Create a timeline and stick to it. Remember that you are a client. You are not asking them for a favor that they can get to when they have a free moment. If the designer states that this project should not take more than a week to complete then hold him to it. Your marketing plan will have a schedule to keep and your site needs to be complete when they say it will be. This is where the importance of front loading all of your information is so critically important. The less the designer has to go back and forth with you looking for answers, the faster your project will be completed.

Rule 4: Marketing

Plan some type of marketing around the release of your website.  Having a website without a marketing plan behind it is the equivalent of setting up an ice-cream stand in the middle of the desert. Though a great benefit, no one knows it exists.

Rule 5: Analytics

Track who is visiting your site, where they are coming from, how long they are staying and what they are clicking on.
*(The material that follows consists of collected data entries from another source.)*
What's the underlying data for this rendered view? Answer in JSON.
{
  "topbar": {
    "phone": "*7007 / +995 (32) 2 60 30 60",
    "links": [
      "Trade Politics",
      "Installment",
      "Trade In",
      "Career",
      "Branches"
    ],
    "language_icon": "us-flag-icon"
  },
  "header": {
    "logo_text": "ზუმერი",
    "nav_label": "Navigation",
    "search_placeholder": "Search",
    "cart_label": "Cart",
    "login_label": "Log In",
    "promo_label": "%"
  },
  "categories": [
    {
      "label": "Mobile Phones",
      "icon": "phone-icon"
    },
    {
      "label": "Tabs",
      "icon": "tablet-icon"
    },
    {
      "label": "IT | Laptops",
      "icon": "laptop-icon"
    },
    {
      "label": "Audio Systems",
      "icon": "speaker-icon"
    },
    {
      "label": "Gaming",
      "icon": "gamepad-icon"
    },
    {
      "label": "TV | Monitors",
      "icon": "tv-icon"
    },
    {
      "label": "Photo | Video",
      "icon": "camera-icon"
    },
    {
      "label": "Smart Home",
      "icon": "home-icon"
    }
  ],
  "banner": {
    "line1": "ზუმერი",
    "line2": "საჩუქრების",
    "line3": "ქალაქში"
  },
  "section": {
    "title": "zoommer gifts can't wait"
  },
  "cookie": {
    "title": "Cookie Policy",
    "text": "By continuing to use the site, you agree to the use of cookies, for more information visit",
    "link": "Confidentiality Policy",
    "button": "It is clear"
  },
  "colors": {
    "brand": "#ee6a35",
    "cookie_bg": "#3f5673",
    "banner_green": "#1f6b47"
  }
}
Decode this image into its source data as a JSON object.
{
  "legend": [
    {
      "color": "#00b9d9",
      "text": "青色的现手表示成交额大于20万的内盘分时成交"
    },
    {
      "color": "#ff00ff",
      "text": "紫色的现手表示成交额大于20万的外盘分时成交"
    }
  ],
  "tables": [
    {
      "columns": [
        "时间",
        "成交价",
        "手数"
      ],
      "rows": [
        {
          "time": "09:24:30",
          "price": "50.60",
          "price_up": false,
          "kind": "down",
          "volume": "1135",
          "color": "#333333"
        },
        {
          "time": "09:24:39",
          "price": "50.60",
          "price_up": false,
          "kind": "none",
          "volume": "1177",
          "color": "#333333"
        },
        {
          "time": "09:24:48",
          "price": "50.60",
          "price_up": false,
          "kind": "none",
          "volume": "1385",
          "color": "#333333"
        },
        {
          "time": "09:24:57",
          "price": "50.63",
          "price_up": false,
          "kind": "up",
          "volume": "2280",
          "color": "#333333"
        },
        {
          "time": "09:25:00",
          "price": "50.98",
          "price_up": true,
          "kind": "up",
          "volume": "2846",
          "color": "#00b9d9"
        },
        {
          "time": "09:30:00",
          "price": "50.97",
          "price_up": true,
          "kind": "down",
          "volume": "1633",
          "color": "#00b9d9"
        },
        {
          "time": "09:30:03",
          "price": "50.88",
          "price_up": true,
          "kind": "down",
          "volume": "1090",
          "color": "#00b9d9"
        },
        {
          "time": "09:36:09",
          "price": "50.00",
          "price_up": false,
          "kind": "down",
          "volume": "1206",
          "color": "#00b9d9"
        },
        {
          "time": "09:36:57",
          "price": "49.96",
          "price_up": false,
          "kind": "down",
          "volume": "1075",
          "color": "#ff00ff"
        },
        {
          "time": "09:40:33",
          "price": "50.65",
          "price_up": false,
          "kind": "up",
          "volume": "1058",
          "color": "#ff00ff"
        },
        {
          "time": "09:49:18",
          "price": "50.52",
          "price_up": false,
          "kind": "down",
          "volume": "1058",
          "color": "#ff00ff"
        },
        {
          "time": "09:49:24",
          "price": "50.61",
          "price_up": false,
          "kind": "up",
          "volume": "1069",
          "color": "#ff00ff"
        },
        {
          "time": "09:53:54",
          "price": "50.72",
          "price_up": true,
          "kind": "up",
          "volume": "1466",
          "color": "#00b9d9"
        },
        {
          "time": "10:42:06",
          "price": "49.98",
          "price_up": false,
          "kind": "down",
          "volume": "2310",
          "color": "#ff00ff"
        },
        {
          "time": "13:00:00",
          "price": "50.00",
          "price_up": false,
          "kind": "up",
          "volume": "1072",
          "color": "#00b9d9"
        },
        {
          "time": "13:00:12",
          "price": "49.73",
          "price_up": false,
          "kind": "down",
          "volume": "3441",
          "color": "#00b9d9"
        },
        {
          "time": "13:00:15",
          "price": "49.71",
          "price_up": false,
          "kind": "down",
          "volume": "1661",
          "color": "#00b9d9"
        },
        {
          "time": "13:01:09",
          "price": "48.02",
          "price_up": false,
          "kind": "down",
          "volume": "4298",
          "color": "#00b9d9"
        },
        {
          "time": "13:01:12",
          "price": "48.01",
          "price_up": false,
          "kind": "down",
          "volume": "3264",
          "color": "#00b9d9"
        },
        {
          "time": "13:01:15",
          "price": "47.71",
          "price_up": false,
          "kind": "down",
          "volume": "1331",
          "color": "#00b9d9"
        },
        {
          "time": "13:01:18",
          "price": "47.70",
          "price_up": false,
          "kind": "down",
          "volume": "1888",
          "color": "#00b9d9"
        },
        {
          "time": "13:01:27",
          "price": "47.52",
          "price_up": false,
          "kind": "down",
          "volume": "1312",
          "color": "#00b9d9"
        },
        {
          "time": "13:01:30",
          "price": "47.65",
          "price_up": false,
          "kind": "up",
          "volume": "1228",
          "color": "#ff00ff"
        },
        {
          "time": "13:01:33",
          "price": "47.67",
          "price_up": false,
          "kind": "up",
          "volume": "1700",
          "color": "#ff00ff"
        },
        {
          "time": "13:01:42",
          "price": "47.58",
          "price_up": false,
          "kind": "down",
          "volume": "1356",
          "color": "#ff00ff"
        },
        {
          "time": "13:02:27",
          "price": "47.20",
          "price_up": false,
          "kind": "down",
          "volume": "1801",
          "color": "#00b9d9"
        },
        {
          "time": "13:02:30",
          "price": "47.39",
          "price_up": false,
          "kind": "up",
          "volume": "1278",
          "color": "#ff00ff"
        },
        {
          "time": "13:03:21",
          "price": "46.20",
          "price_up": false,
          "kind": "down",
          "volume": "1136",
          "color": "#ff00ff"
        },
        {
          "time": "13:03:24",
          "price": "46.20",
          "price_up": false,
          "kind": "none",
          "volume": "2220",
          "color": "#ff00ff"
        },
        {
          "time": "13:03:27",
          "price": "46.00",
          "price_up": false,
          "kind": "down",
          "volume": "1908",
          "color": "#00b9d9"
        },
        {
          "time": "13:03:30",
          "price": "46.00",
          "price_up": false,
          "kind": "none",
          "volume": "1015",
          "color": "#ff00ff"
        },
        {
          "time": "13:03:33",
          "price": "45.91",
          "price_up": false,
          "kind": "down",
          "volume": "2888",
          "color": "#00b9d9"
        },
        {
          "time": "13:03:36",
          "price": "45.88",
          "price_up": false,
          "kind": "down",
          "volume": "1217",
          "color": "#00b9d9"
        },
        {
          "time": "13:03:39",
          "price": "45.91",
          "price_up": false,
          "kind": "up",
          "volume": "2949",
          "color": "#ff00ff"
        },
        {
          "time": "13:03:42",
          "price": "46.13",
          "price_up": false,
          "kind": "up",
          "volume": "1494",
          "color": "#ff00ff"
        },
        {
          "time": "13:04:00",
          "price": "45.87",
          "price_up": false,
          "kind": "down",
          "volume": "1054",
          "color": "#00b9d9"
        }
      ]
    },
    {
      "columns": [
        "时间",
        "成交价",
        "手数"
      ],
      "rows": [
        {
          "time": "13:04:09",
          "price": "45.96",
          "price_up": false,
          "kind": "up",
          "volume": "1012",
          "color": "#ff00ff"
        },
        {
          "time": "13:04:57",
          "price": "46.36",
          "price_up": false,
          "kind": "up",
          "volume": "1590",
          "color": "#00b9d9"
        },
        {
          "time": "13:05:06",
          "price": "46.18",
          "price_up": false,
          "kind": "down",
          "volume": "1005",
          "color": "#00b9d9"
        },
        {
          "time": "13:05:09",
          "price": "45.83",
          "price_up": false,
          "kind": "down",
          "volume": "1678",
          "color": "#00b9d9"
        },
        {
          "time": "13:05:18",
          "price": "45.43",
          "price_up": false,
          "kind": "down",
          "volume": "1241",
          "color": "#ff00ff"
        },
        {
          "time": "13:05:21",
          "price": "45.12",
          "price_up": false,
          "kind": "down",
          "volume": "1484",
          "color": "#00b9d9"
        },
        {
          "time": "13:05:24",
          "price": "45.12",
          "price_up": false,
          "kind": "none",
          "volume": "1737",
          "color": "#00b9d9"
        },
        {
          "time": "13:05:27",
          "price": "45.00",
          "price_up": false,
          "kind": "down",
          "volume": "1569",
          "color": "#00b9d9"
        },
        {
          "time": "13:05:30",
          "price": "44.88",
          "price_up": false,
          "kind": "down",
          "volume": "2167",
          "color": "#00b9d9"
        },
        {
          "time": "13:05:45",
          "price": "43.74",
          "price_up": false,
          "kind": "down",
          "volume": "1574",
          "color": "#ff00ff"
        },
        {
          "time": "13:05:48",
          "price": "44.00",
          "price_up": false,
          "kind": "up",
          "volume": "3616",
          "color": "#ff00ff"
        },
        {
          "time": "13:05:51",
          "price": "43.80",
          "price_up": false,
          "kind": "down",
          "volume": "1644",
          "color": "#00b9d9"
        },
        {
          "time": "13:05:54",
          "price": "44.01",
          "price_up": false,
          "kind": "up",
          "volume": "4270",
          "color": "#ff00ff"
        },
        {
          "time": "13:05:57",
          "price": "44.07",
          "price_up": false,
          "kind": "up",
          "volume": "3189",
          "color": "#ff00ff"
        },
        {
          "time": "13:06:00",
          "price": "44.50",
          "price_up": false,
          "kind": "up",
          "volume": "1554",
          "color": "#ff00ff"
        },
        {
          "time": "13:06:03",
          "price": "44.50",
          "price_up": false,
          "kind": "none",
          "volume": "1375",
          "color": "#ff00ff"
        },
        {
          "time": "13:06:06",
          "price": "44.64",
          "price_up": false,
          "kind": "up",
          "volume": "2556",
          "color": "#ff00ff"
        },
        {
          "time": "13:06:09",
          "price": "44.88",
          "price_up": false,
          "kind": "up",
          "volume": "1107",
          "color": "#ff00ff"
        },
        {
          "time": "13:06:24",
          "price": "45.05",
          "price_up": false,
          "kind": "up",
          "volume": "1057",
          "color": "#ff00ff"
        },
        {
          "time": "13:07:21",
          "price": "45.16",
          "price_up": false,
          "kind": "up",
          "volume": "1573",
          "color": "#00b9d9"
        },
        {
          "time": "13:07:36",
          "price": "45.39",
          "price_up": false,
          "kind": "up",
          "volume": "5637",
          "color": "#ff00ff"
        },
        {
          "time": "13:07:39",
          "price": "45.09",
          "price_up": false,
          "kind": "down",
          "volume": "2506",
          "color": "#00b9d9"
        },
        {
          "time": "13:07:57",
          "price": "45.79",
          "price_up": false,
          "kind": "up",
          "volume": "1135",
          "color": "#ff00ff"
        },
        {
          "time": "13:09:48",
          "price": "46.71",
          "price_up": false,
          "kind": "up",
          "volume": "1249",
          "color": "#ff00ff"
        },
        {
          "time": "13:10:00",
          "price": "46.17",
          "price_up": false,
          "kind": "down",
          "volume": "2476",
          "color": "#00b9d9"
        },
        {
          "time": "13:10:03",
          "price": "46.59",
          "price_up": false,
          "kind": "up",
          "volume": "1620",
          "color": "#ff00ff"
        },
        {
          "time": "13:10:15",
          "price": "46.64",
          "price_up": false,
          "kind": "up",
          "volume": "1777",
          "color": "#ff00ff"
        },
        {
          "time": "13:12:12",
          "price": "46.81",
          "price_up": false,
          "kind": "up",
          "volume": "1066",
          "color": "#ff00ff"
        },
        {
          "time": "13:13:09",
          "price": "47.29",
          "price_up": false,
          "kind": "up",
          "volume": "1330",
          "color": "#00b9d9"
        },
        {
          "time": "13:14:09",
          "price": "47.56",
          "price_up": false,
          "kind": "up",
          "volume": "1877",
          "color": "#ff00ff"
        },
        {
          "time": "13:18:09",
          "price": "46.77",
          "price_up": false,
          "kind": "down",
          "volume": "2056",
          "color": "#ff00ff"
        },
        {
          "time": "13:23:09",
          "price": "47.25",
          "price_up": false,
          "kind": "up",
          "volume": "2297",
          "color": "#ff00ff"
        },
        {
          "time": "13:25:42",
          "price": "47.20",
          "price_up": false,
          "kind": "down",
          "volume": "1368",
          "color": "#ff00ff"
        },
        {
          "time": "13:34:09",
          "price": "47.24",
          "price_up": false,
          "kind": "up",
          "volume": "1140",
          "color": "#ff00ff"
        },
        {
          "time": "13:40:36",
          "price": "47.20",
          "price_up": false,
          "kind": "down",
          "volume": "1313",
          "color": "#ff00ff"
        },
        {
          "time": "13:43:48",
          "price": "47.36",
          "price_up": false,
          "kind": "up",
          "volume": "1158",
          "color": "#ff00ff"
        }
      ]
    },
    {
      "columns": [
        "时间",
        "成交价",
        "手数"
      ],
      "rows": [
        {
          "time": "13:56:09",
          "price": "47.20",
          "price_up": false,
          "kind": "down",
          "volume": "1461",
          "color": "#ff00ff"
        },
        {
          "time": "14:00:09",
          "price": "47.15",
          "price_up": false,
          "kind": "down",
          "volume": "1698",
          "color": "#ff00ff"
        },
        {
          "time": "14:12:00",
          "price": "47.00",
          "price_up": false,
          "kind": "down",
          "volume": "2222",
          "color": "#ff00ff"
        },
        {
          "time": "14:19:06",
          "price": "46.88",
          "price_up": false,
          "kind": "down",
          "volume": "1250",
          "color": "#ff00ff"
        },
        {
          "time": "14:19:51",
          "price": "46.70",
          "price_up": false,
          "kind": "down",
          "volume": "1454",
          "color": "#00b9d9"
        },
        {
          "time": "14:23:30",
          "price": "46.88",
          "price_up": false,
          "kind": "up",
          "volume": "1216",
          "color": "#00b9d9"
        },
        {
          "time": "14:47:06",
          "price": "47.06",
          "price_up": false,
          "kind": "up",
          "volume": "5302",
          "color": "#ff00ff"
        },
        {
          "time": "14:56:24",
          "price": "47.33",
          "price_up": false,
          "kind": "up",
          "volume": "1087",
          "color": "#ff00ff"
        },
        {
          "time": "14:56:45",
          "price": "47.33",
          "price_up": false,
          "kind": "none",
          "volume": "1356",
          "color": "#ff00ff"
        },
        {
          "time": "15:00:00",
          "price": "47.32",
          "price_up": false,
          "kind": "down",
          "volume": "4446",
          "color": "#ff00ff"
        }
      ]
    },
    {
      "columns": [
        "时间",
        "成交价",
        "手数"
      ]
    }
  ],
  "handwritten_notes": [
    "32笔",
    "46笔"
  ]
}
There is a very simple way to accomplish this. Google has an incredible Analytics program (www.google.com/analytics). Simply create an account or use your existing G-mail login and it will give you a bit of HTML to insert into the bottom of each page. (Your designer will know how to do this.) If you are using a service such as WordPress then all of the analytics will be done for you automatically.

Rule 6: Adjustments

You will want to be able to change your site at random so you can remove what is not getting any attention and enhance what is. If you hire a consultant, do not have them create your site on a platform that you cannot manage yourself. There are tons of free services that allow you to create free sites with a simple point, click and drag. You may need some help getting the core site built but you must know how to manage the minor changes on your site yourself. You do not want to have to wait 3 weeks or fork over another case of Bud-Light because you noticed a spelling error.

Rule 7: Content

Question: How do I generate the right content for all the pages?

Answer:  Steal it.
I offer no apologies in making this statement however, I will explain. These days, time can be your biggest ally or biggest threat. The sooner you can present your idea to the market and back it up with real marketing, the sooner you will begin to profit from it.

Visit other websites that are similar in concept either whole or in part and shares the same business theme as the one you are considering to build.

•      Example: A chef interested in building a website may consider going to a graphic artist, poetic author, and a professional consultant’s page for contextual inspiration. These pages will have terms and phrases that perfectly encapsulate what you are trying to say. Copy the text into MS Word and modify it to talk about your product or service and push it back out. Plagiarism in wrong and you will go to hell for it, however, mimicry is the highest form of flattery.